The name makuuchi literally means "inside the curtain", a reference to the early period of professional sumo, when the top ranked wrestlers were able to sit in a curtained off area prior to appearing for their bouts. Makuuchi can also refer to the top two divisions makuuchi and jūryō as a whole, as the wrestlers in these divisions are salaried and considered fully salaried professionals as opposed to "in training".
Jūryō (十両), is the second highest division, and is fixed at 28 wrestlers. The name literally means "ten ryō"', which was at one time the income a wrestler ranked in this division could expect to receive. The official name of the second division is actually jūmaime (十枚目), meaning "tenth placing" and can be heard in official announcements and seen in some publications, but within and outside the sumo world it is almost universally known as jūryō. Wrestlers in the jūryō and the makuuchi division above are known as sekitori. Jūryō wrestlers, like those in the top makuuchi division, receive a regular monthly salary as well as other perks associated with having become a sekitori, or a member of the two upper divisions in sumo. Sumo wrestlers ranked in the divisions below jūryō are considered to be in training and receive a small allowance instead of a salary.

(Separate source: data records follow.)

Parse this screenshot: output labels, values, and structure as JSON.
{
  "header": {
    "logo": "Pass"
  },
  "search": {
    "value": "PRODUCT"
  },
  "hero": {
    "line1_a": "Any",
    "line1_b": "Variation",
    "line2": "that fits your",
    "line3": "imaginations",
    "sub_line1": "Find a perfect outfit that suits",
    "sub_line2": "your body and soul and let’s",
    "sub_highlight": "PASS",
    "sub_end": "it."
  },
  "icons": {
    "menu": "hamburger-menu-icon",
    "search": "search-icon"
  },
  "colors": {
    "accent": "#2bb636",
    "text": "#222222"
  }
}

Jūryō wrestlers, along with their makuuchi counterparts, are the only professional sumo wrestlers who compete in a full fifteen bouts per official tournament. In the case of injuries with makuuchi wrestlers pulling out, jūryō wrestlers near the top of the division may find themselves in the occasional matchup with a top-division wrestler. Such jūryō-makuuchi matchups are also not uncommon towards the end of a sumo tournament, in order to better establish promotion and relegation of individuals between the two divisions.
Once a wrestler is promoted to jūryō, he is considered a professional with significant salary and privileges. As such, promotions to jūryō are announced just a few days after a preceding tournament, whereas other rankings are not announced for several weeks.
Makushita (幕下) is the third highest division. Prior to the creation of the jūryō division, this division was only one below the topmost makuuchi division (meaning inside the curtain). Hence makushita, literally meaning "below (shita) the curtain (maku)".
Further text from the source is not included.